I'm thinking of taking the LSAT. And, to be honest, I mostly want to take it for fun. I don't know if I really want to go to Law School. I don't really know much about it. I know that I don't want to be done with school once I graduate, but that's about all I can say for sure.
No, the LSAT is strictly something that seems fun to me. And challenging. But the kind of challenging that stimulates and inspires, as opposed to the kind that makes you want to tear out your hair.
Why do I think this test will be fun? It is a test, after all. Because I like logic problems. They're like math, without the math. The fun part of math, if there is such a thing.
And I like them a lot. I remember when I was young and we created these weird diagrams to solve problems. Like Jon, Mary, Stew, and Connor were in three races. Mary wasn't first when Stew was third. Connor didn't finish last. And Jon never beat Stew. Who was second?
This is, of course, not an accurate problem because it is off the top of my head and probably would only yield nonsense.
But, you get the idea of the questions that were asked.
You then drew a chart, and the more variables the more complicated it became. The one I described would be pretty simple, a more complicated one would be:
Mary, Kyle, and Nick all have cars. The cars are red, blue, and green. Mary's car is the fastest. Kyle has a blue car. Nick's car is not the slowest. The green car is the slowest. And then it would ask something like, who drives the slowest car?
Those graphs and these questions are fun for me. I like them. I like doing them. Does that make me crazy? Probably not. Am I still crazy? Probably, but for other reasons.

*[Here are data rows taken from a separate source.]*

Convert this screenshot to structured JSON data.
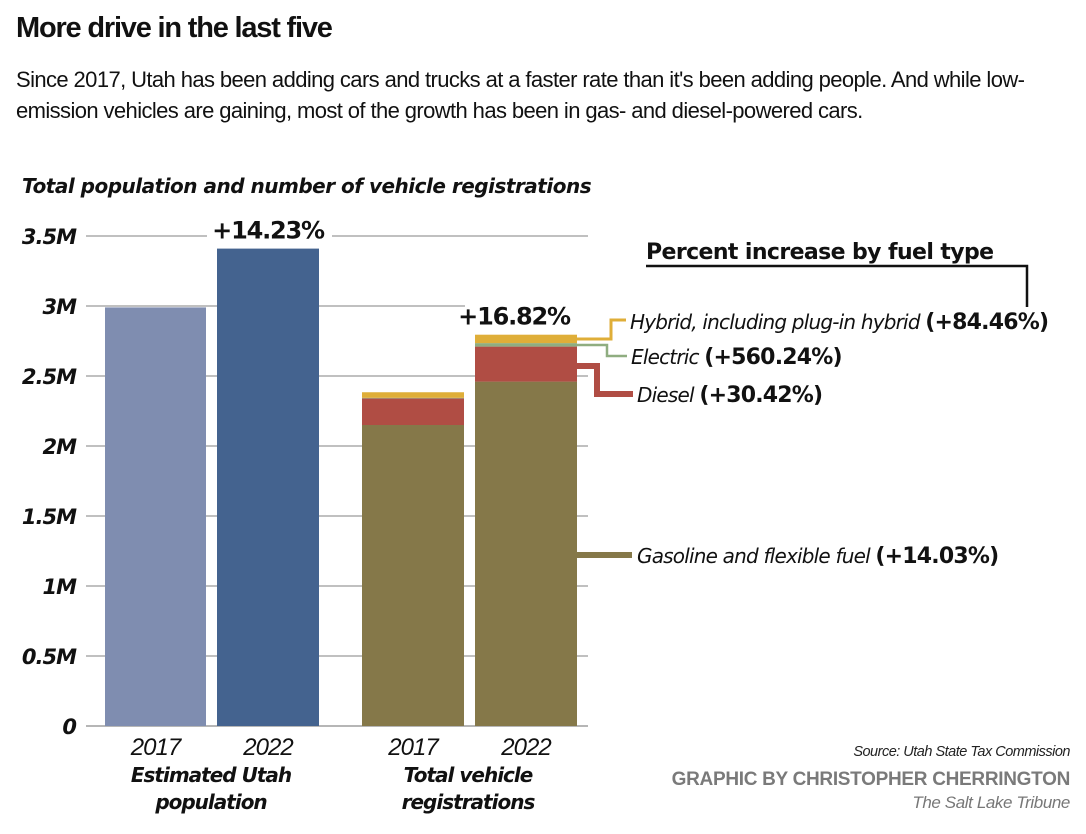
{
  "header": {
    "title": "More drive in the last five",
    "subtitle": "Since 2017, Utah has been adding cars and trucks at a faster rate than it's been adding people. And while low-emission vehicles are gaining, most of the growth has been in gas- and diesel-powered cars."
  },
  "colors": {
    "pop_2017": "#7f8db0",
    "pop_2022": "#44638f",
    "gasoline": "#857849",
    "diesel": "#b04d44",
    "electric": "#8fad80",
    "hybrid": "#dfae38",
    "grid": "#9a9a9a"
  },
  "chart_data": {
    "type": "bar",
    "title": "Total population and number of vehicle registrations",
    "xlabel": "",
    "ylabel": "",
    "ylim": [
      0,
      3.5
    ],
    "y_unit": "millions",
    "yticks": [
      0,
      0.5,
      1,
      1.5,
      2,
      2.5,
      3,
      3.5
    ],
    "ytick_labels": [
      "0",
      "0.5M",
      "1M",
      "1.5M",
      "2M",
      "2.5M",
      "3M",
      "3.5M"
    ],
    "grid": true,
    "groups": [
      {
        "label_line1": "Estimated Utah",
        "label_line2": "population",
        "change_label": "+14.23%",
        "bars": [
          {
            "year": "2017",
            "color_key": "pop_2017",
            "segments": [
              {
                "name": "Population",
                "value": 2.99
              }
            ]
          },
          {
            "year": "2022",
            "color_key": "pop_2022",
            "segments": [
              {
                "name": "Population",
                "value": 3.41
              }
            ]
          }
        ]
      },
      {
        "label_line1": "Total vehicle",
        "label_line2": "registrations",
        "change_label": "+16.82%",
        "bars": [
          {
            "year": "2017",
            "segments": [
              {
                "name": "Gasoline and flexible fuel",
                "color_key": "gasoline",
                "value": 2.15
              },
              {
                "name": "Diesel",
                "color_key": "diesel",
                "value": 0.19
              },
              {
                "name": "Electric",
                "color_key": "electric",
                "value": 0.004
              },
              {
                "name": "Hybrid, including plug-in hybrid",
                "color_key": "hybrid",
                "value": 0.04
              }
            ]
          },
          {
            "year": "2022",
            "segments": [
              {
                "name": "Gasoline and flexible fuel",
                "color_key": "gasoline",
                "value": 2.46
              },
              {
                "name": "Diesel",
                "color_key": "diesel",
                "value": 0.25
              },
              {
                "name": "Electric",
                "color_key": "electric",
                "value": 0.025
              },
              {
                "name": "Hybrid, including plug-in hybrid",
                "color_key": "hybrid",
                "value": 0.06
              }
            ]
          }
        ]
      }
    ],
    "legend": {
      "title": "Percent increase by fuel type",
      "placement": "right",
      "items": [
        {
          "name": "Hybrid, including plug-in hybrid",
          "change": "(+84.46%)",
          "color_key": "hybrid"
        },
        {
          "name": "Electric",
          "change": "(+560.24%)",
          "color_key": "electric"
        },
        {
          "name": "Diesel",
          "change": "(+30.42%)",
          "color_key": "diesel"
        },
        {
          "name": "Gasoline and flexible fuel",
          "change": "(+14.03%)",
          "color_key": "gasoline"
        }
      ]
    }
  },
  "footer": {
    "source": "Source: Utah State Tax Commission",
    "credit": "GRAPHIC BY CHRISTOPHER CHERRINGTON",
    "publication": "The Salt Lake Tribune"
  }
}
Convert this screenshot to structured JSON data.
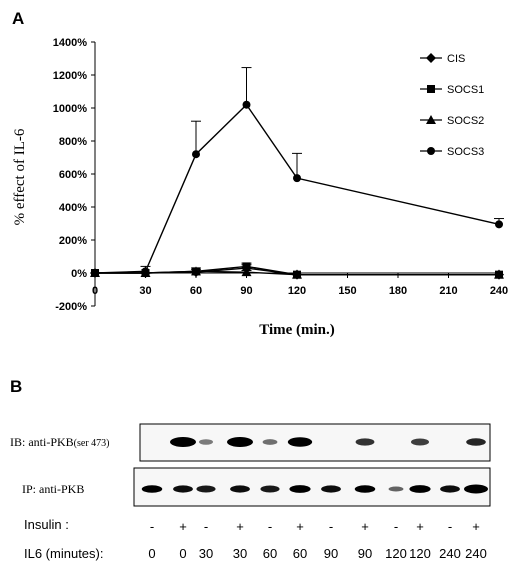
{
  "panel_a_letter": "A",
  "panel_b_letter": "B",
  "chart_data": {
    "type": "line",
    "title": "",
    "xlabel": "Time (min.)",
    "ylabel": "% effect of IL-6",
    "x": [
      0,
      30,
      60,
      90,
      120,
      240
    ],
    "xticks": [
      0,
      30,
      60,
      90,
      120,
      150,
      180,
      210,
      240
    ],
    "xlim": [
      0,
      240
    ],
    "yticks": [
      -200,
      0,
      200,
      400,
      600,
      800,
      1000,
      1200,
      1400
    ],
    "ytick_labels": [
      "-200%",
      "0%",
      "200%",
      "400%",
      "600%",
      "800%",
      "1000%",
      "1200%",
      "1400%"
    ],
    "ylim": [
      -200,
      1400
    ],
    "grid": false,
    "legend_position": "top-right",
    "series": [
      {
        "name": "CIS",
        "marker": "diamond",
        "values": [
          0,
          0,
          5,
          30,
          -10,
          -10
        ],
        "errors": [
          0,
          0,
          15,
          20,
          0,
          0
        ]
      },
      {
        "name": "SOCS1",
        "marker": "square",
        "values": [
          0,
          0,
          10,
          40,
          -10,
          -10
        ],
        "errors": [
          0,
          0,
          20,
          20,
          0,
          0
        ]
      },
      {
        "name": "SOCS2",
        "marker": "triangle",
        "values": [
          0,
          0,
          10,
          5,
          -10,
          -10
        ],
        "errors": [
          0,
          0,
          20,
          10,
          0,
          0
        ]
      },
      {
        "name": "SOCS3",
        "marker": "circle",
        "values": [
          0,
          10,
          720,
          1020,
          575,
          295
        ],
        "errors": [
          0,
          30,
          200,
          225,
          150,
          35
        ]
      }
    ]
  },
  "blot": {
    "ib_label": "IB: anti-PKB",
    "ib_label_suffix": "(ser 473)",
    "ip_label": "IP: anti-PKB",
    "insulin_label": "Insulin :",
    "il6_label": "IL6 (minutes):",
    "insulin_signs": [
      "-",
      "+",
      "-",
      "+",
      "-",
      "+",
      "-",
      "+",
      "-",
      "+",
      "-",
      "+"
    ],
    "il6_minutes": [
      "0",
      "0",
      "30",
      "30",
      "60",
      "60",
      "90",
      "90",
      "120",
      "120",
      "240",
      "240"
    ],
    "ib_band_intensity": [
      0.0,
      1.0,
      0.25,
      1.0,
      0.3,
      0.9,
      0.0,
      0.55,
      0.0,
      0.5,
      0.0,
      0.6
    ],
    "ip_band_intensity": [
      0.75,
      0.7,
      0.65,
      0.7,
      0.65,
      0.8,
      0.7,
      0.75,
      0.35,
      0.8,
      0.7,
      1.0
    ]
  }
}
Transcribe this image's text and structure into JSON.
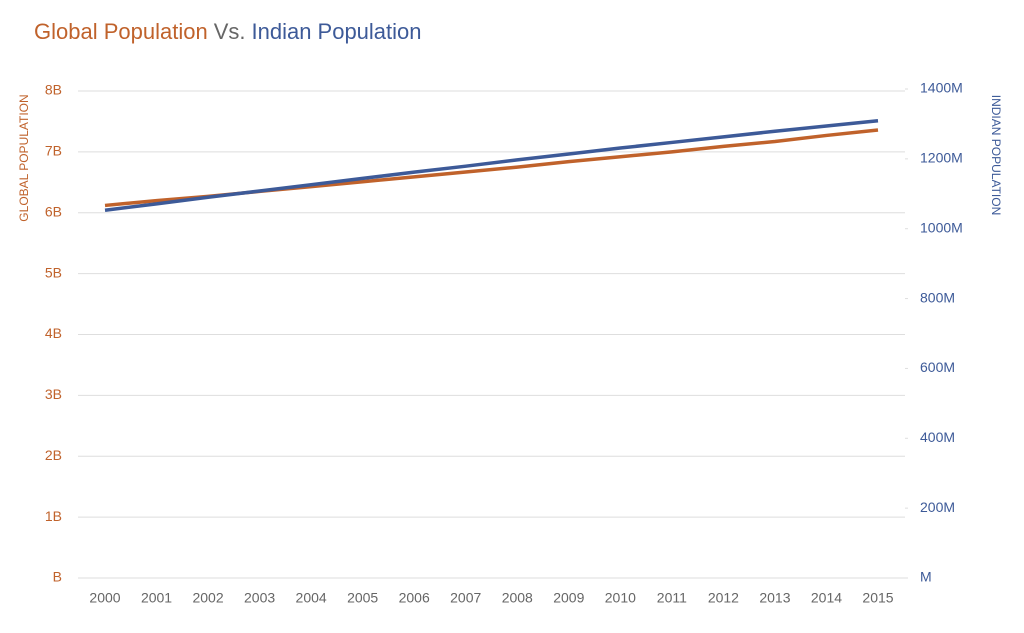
{
  "chart_data": {
    "type": "line",
    "title_parts": [
      {
        "text": "Global Population",
        "color": "#c0622b"
      },
      {
        "text": "Vs.",
        "color": "#666666"
      },
      {
        "text": "Indian Population",
        "color": "#3d5a98"
      }
    ],
    "ylabel": "GLOBAL POPULATION",
    "y2label": "INDIAN POPULATION",
    "categories": [
      "2000",
      "2001",
      "2002",
      "2003",
      "2004",
      "2005",
      "2006",
      "2007",
      "2008",
      "2009",
      "2010",
      "2011",
      "2012",
      "2013",
      "2014",
      "2015"
    ],
    "series": [
      {
        "name": "Global Population",
        "color": "#c0622b",
        "axis": "y",
        "values": [
          6.12,
          6.2,
          6.27,
          6.35,
          6.43,
          6.51,
          6.59,
          6.67,
          6.75,
          6.84,
          6.92,
          7.0,
          7.09,
          7.17,
          7.27,
          7.36
        ]
      },
      {
        "name": "Indian Population",
        "color": "#3d5a98",
        "axis": "y2",
        "values": [
          1053,
          1071,
          1090,
          1108,
          1126,
          1144,
          1162,
          1179,
          1197,
          1214,
          1231,
          1247,
          1263,
          1279,
          1294,
          1309
        ]
      }
    ],
    "ylim": [
      0,
      8
    ],
    "yticks": [
      {
        "value": 0,
        "label": "B"
      },
      {
        "value": 1,
        "label": "1B"
      },
      {
        "value": 2,
        "label": "2B"
      },
      {
        "value": 3,
        "label": "3B"
      },
      {
        "value": 4,
        "label": "4B"
      },
      {
        "value": 5,
        "label": "5B"
      },
      {
        "value": 6,
        "label": "6B"
      },
      {
        "value": 7,
        "label": "7B"
      },
      {
        "value": 8,
        "label": "8B"
      }
    ],
    "y2lim": [
      0,
      1400
    ],
    "y2ticks": [
      {
        "value": 0,
        "label": "M"
      },
      {
        "value": 200,
        "label": "200M"
      },
      {
        "value": 400,
        "label": "400M"
      },
      {
        "value": 600,
        "label": "600M"
      },
      {
        "value": 800,
        "label": "800M"
      },
      {
        "value": 1000,
        "label": "1000M"
      },
      {
        "value": 1200,
        "label": "1200M"
      },
      {
        "value": 1400,
        "label": "1400M"
      }
    ],
    "grid": true
  }
}
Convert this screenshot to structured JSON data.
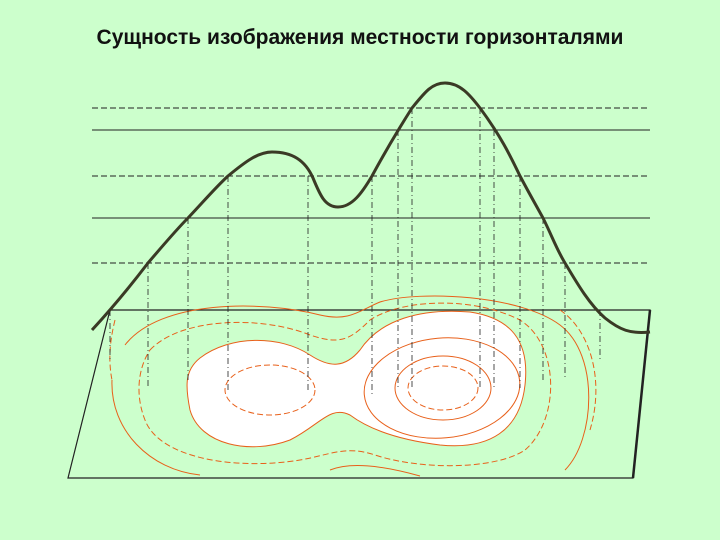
{
  "title": "Сущность изображения местности горизонталями"
}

Anyway, I was looking over questions on a practice LSAT and I think the test is cheating people. I'm in a Logic and Reasoning class, and the subject has come up in other Philosophy classes, and one of the things that comes up are formally valid arguments.
A formally valid argument has to fit into a particular mold, because these molds show what argument forms work ALL THE TIME. If there is an example where it isn't true, then it is logically invalid.
The two most basic forms are Modus Ponens and Modus Tollens.
Modus Ponens: If A leads to B, and A is happening, then B is happening. (If you stub your toe, your toe will hurt. You stubbed your toe, so your toe hurts.)
Modus Tollens: If A leads to B, and B is not happening, then A could not be happening. (If it rains, the ground will be wet. But the ground isn't wet, so it couldn't be raining.)
Get it?
One of the most common mistakes with these (called a logical fallacy) is assuming that not A, means not B. (If it is raining then the ground will be wet. It isn't raining so the ground won't be wet. - BUT what about sprinklers, snow, hoses, the Ice Challenge, etc).
Other things can lead to B.
But on there are questions that go against this.
For example, N cannot be selected unless L is selected. So, if N, then L. Because if there is an N, there will always be an L. But it doesn't say that it goes both ways to mean both, if there is an L there is an N and if there is an N there is an L.
And yet, there were three questions of the six that I was looking at in the practice test that relied on this assumption that it goes both ways to get the answer. Some of these answers would be wrong if it wasn't true.
And according to the practice test, a lot of people do poorly on these questions and I think that THIS is why. From the wording, they are going against what we are taught in school about logic and how it works, because it gives us something that can be put into a specific rule and then it breaks that rule.
Confusing, but in an interesting way. I mean, clearly. I am blogging about it, so it interests me. And now I know to watch for it. And other potential trick questions.